Multitasking // Our inability to split attention


The image I have taken for this illustration is a common sight at my workspace – multiple devices. At home, I often work with my computer, as well as my iPad and iPhone close by. Sometimes I’ll be streaming a show as I edit pictures, or listening to music. Where I work on campus, I have even more screens surrounding me. When I edit pictures at work, I have two 27” monitors and a Wacom tablet with its own screen to work on. Then, next to all of this tech, I have my phone.

The point I’m illustrating through all of this is Weinschenk’s thoughts on “People Can’t Actually Multitask.” During the reading, Weinschenk notes that we aren’t actually able to fully multitask. Though we’re able to switch quickly between tasks, the two cannot occur simultaneously. My photograph helps to display this principle by showing that we are constantly using multiple devices. I have even read that this is often a trouble for advertisers: even though a TV commercial may be playing before our favorite show, a fair portion of the audience is likely looking at another digital device. We’re constantly distracted by the technology around us – often making it difficult (or impossible, according to Weinschenk) to focus on two tasks at one time.


8 thoughts on “Multitasking // Our inability to split attention

  1. I would agree with your argument and Weinschenk’s thoughts on people not being able to fully multitask. I think we all believe we can multitask when for instance we’re watching television and doing homework or driving and reading a text, when in reality we’re only focusing on one or the other. I actually read a Forbes article recently that stated that multitasking reduces efficiency and performance because our brain can only focus on one thing at a time.
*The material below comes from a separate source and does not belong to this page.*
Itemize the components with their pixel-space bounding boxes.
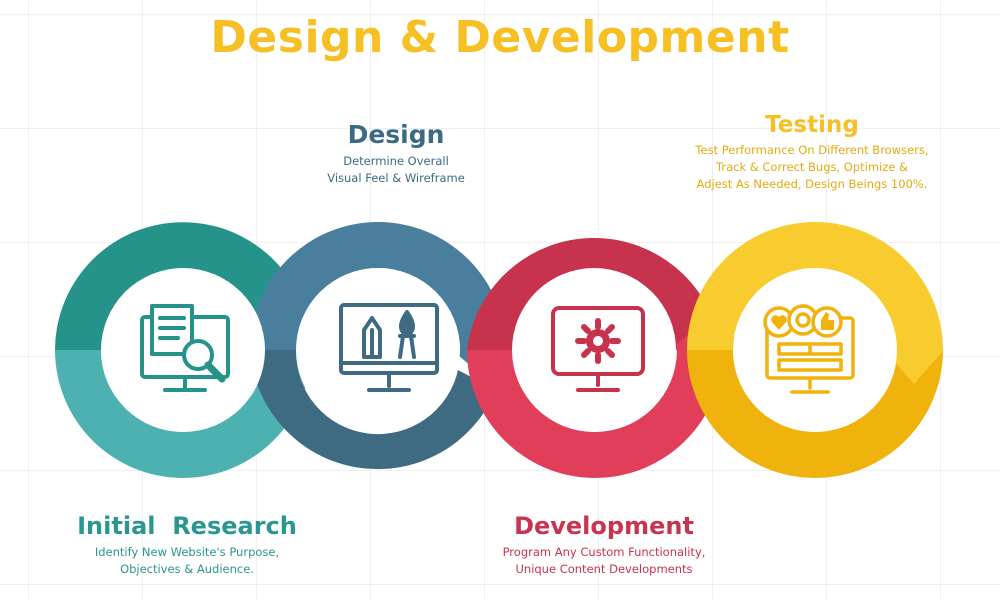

Multitasking, or trying to do multiple things at once actually reduces our attention spans because we try to flip between both tasks quickly. Our brain lacks the capacity to do both tasks successfully at the same time making it impossible to fully multitask. As you mentioned, we are constantly distracted by the technology around us, which inhibits our ability to multitask successfully.


  2. Hey,

    I myself am like you, I have a lot of monitors surrounding my workspace, and I believe it does help me “multitask” or if anything it at least helps me jump from one task to another much faster. So I agree with Weinschenk in that you can’t actually do more than one task at a time. your brain can’t do more than one thing at a time. great post

  3. I also feel like true multitasking is not something that’s possible. That being said, it is more than possible to do a few tasks at the same time, as long as all but one of them requires little to no mental effort. I myself am uploading files to my google drive as I type my response. While this technically counts as multitasking, it basically boils down to me clicking a few buttons and moving on to another task.

  4. I can totally relate to this because I feel like all of us at some point multi-task its part of human nature. So I have to disagree with the author of our article. We cant completely devote the same percent of attention to all the tasks we are doing but we can dedicate enough to get them done. I work at a customer service desk. All day long I’m transferring calls while trying to do returns and taking customer complaints and so on. Same with school, I try to do my homework, eat, do more paper work, listen to music and text my friends. It’s hard but its part of our every day lives.

  5. I agree with you take on multitasking especially when it comes to the workplace. Being a Software Engineer, I constantly have multiple platforms in front of me that I need to interact with throughout the day. While some things feel like they help productivity it’s common that I lose my train of thought because of the technology in front of me.

  6. This is my favorite way to complete homework or get things done on my computer in general. I often have a tv show or music playing on my tablet, Facebook or Instagram on my phone, and homework or general other work I have to do on my laptop. I am actually very productive this way because I am constantly moving from device to device, when I need a break or have hit a mind block with homework I look at social media or watching some of my show more intently and when I am ready to go back to the productive work I was doing it is still up and right in front of me. It truly helps me stay motivated!

  7. I think that as the technology we’re accustomed to becomes more convenient and ample, the more impatient we get to diversions. When one form of stimulus such as TV becomes interrupted by a commercial, we turn to another form of stimulus such as our phones. I think that while working though, multitasking can be a vital part of working efficiently.

  8. I find this to be a very profound and relevant example of Weinschenk’s belief that true multitasking is a myth. Rather, we are able to seamlessly transition between thoughts and cognitive process, each performed one at a time. In no better realm is this best represented than the multitude of devices we have access to throughout our lives and what seems to be our ability to make use of multiple devices at once.